La inconstitucionalidad del último decreto gubernamental (32) sobre el proceso de retorno a la vida productiva señala de nuevo la necesidad de acudir a la vía de la institucionalidad como único procedimiento válido para restringir derechos. El tema es muy claro y la ciudadanía crítica lo entiende perfectamente. La Sala de lo Constitucional ha aceptado, dada la gravedad de la situación, que el decreto inconstitucional continúe vigente hasta el 23 de agosto. Y da de plazo hasta esa fecha para que el Ejecutivo y la Asamblea Legislativa se pongan de acuerdo en una ley que marque las etapas y condiciones del retorno a la vida social y productiva, así como las restricciones a derechos a lo largo de este período de emergencia sanitaria.
El problema es lograr dicho acuerdo dada la cercanía de las elecciones legislativas y municipales. Poco ayuda también la agresividad de las declaraciones de la mayoría de funcionarios del Gobierno, empezando por las del presidente. Los partidos políticos, aunque menos agresivos que el Ejecutivo, tampoco han estado abiertos del todo al diálogo y a la búsqueda de soluciones. En general, las partes en conflicto no han hecho propuestas de consenso ni, mucho menos, han llamado a mediadores y expertos que den lineamientos sobre el proceso de reincorporación a la vida social y productiva. Acudir a la Sala de lo Constitucional ha quedado como el único mecanismo para resolver la falta de acuerdos, especialmente cuando el Ejecutivo ha tomado decisiones más allá de una necesaria ley de la República a la hora de restringir derechos.
El Gobierno tiene que reflexionar y aceptar la necesidad de una ley, aprobada por la Asamblea Legislativa, que dé fundamento a su actividad a la hora de restringir derechos. Y la Asamblea debe tener conciencia de la necesidad de diálogo con el Ejecutivo, al que no puede amarrar con normas que le dificulten dar pasos en la lucha contra la pandemia. Ambas partes tienen que caer en la cuenta de que una ley funcional, aunque no sea perfecta, es más importante que la inexistencia de la misma. Cerrarse en la propia decisión e impedir la legislación adecuada deja en vulnerabilidad a la ciudadanía y puede propiciar un caos sanitario y social.

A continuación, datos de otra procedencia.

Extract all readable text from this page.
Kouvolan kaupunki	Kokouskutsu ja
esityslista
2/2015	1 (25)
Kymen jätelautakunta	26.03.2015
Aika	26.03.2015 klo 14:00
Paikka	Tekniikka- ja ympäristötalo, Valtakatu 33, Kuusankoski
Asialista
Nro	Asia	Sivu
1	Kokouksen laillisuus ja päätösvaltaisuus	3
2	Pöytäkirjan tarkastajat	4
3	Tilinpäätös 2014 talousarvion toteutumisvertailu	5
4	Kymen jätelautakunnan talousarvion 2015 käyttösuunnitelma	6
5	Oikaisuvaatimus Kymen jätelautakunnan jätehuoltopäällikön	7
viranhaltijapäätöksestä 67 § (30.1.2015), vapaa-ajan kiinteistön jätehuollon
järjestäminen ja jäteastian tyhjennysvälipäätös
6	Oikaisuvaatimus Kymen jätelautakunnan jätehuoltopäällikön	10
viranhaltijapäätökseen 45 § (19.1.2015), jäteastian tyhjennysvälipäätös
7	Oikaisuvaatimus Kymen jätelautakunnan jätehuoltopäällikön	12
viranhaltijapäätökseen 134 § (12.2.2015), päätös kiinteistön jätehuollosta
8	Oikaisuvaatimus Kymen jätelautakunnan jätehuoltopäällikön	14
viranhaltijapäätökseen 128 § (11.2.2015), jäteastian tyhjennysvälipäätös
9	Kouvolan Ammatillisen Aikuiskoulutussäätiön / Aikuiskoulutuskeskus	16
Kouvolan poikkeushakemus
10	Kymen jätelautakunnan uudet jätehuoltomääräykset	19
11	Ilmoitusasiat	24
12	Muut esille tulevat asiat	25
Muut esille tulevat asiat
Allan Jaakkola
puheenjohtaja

El Salvador urge diálogo, cooperación y solidaridad. Las necesidades son muchas. Y si se tiene en cuenta el crecimiento de la pobreza y la debilitación de la economía, es evidente que surgirán pronto otras crisis de igual gravedad que la actual. Superar las divisiones y lograr consensos poniendo en el centro a los más vulnerables y empobrecidos es la única manera de abonar al bien común. Nuestro pueblo desea cada vez con más fuerza igualdad sociocultural básica y mayor participación en la vida ciudadana y en la orientación del desarrollo. A los políticos les corresponde dar respuesta a esos deseos desde una mayor inversión en desarrollo humano y social, y desde la elaboración de una legislación que frene la desigualdad.
En el país, la función pública ha sido entendida como un modo de acceder a una vida de privilegios y mejorar el estatus económico personal. La pandemia, con todas sus repercusiones económicas y sociales, desnuda los fallos de los políticos y su irresponsabilidad social, así como su corrupción y ausencia de moral, que en buena parte son causa de la pobreza de tantos compatriotas. Dialogar a fondo sobre las necesidades de las grandes mayorías, sobre los proyectos de inversión en desarrollo, sobre quiénes pueden y deben aportar más vía impuestos es tarea urgente. Negarse al diálogo o a la acción solo conseguirá profundizar la crisis y aumentar la desconfianza ciudadana en la política. Solo la búsqueda de acuerdos y el buen funcionamiento de las instituciones, como lo han repetido las voces más sensatas y con mayor peso moral, abrirán las puertas a un futuro decente capaz de superar la crisis generada por esta pandemia y por la inadecuada gestión de la misma.